Although the term big data has become mainstream in recent years, it has been used for a decade or more by scientists to simply describe very large amounts of data. Diebold (2003) defines big data as follows:
Big data refers to the explosion of quantity (and sometimes, quality) of available and potentially relevant data, largely the result of recent and unprecedented advances in data recording and storage technology.
It is hard to believe that this definition although only a decade or so old, bears little resemblance to what can be achieved today in terms of data collection. Devices such as smartphones and tablets in a cloud-computing environment allow users to use cloud-based services (such as software or social networks) and, in turn, data can be collected through these devices and stored elsewhere in the cloud. The result is vast potentially vast amount of data, which can be analysed for many purposes, including business decisions. Facebook has about a billion users, there are about 500 million tweets per day sent on Twitter and Google handles about 3 billion search queries per day. These vast uses of each of the mentioned websites/network generates hitherto unknown amounts of data, some of which may be useful, some of which may not. In an article for Forbes, Feinleib notes three issues with big data, which give a good insight into what it is, and the problems facing business:
1) big-data is ill-defined.. We are not sure what exactly big data is, but a Jevons Paradox seems to exist in the world of big data. As technology evolved to allow the storage and analysis of large volumes of data, more data is being stored and analysed by organisations.

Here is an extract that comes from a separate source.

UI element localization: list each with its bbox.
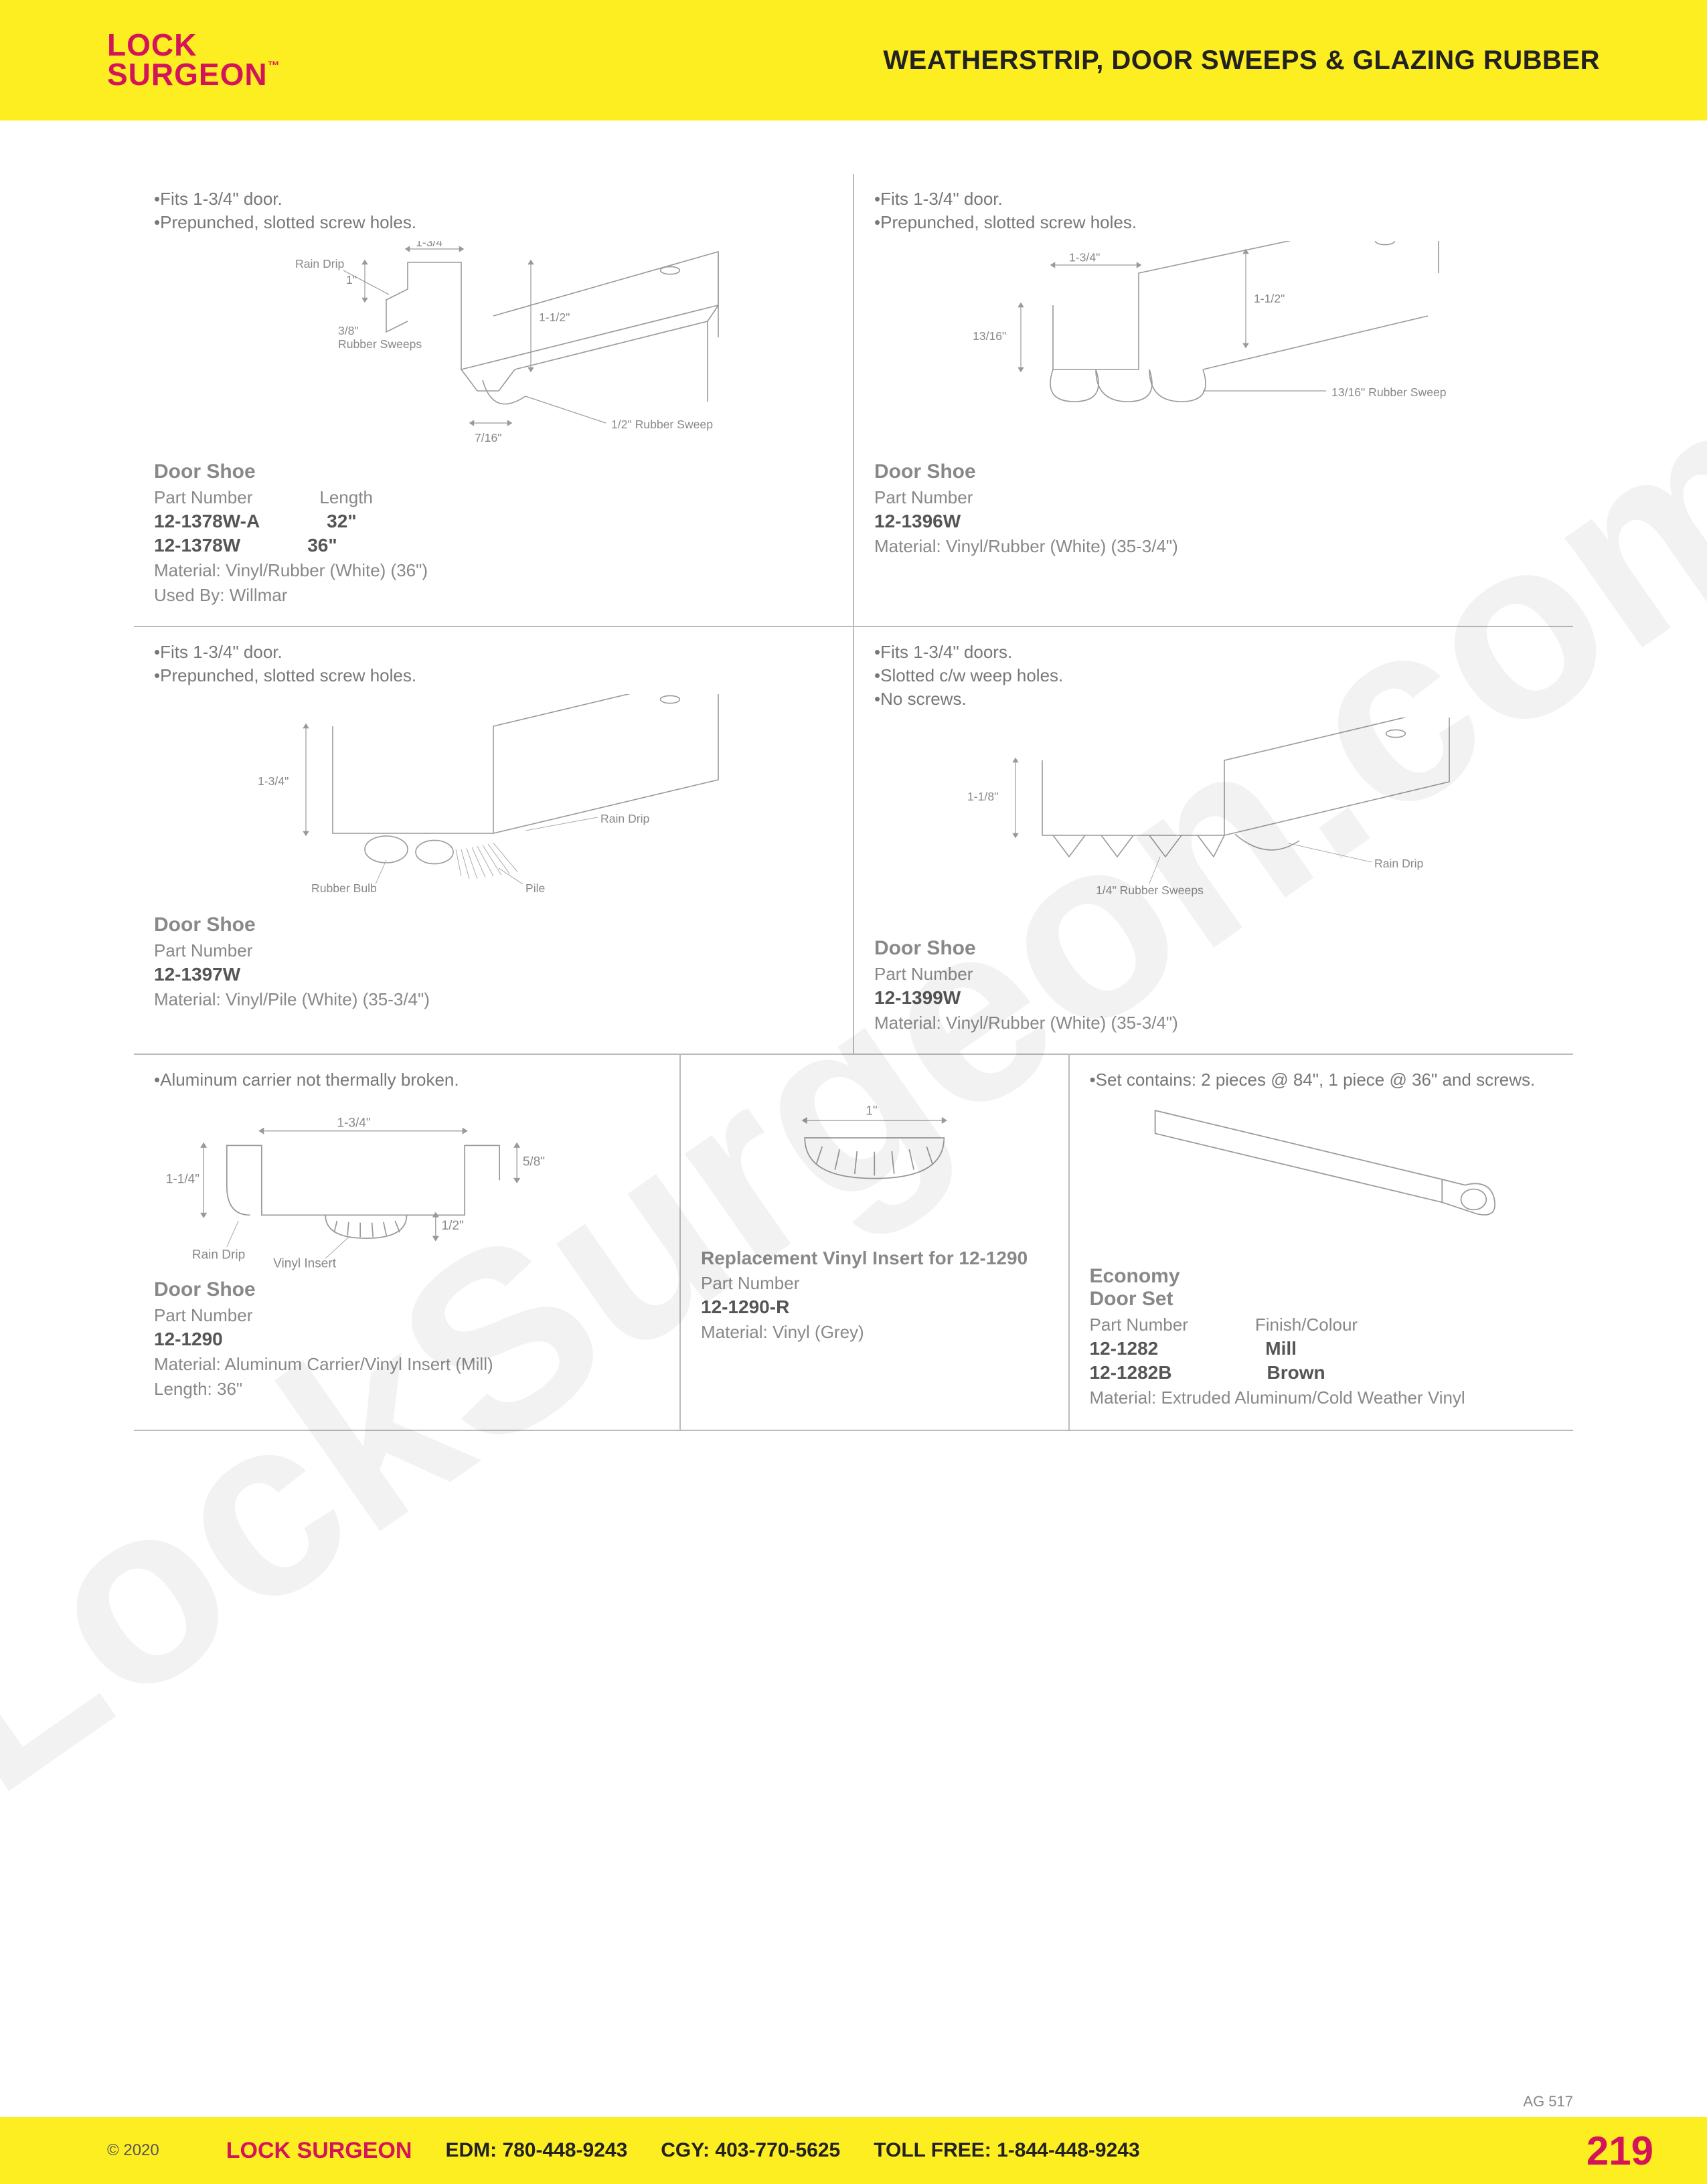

2) big data is intimidating. He asks “how do we make big data approachable” from perspectives such as having tools to analyse data, to getting the right insights and information from the data.
3) big data is immediate. Huge volumes of data are generated, but the analytical value of this data can decay rapidly. For example, in the near future companies like Google and Groupon may display adverts on mobile devices for businesses in the immediate proximity of a consumer – the time to analyse and act on this data could be a matter of minutes, or even seconds.
References:
Diebold, F. 2003, “ ‘Big Data’ Dynamic Factor Models for Macroeconomic Measurement and Forecasting” (Discussion of Reichlin and Watson papers), in M. Dewatripont, L.P. Hansen and S.Turnovsky (eds.), Advances in Economics and Econometrics, Eighth World Congress of the Econometric Society. Cambridge: Cambridge University Press, 115-122.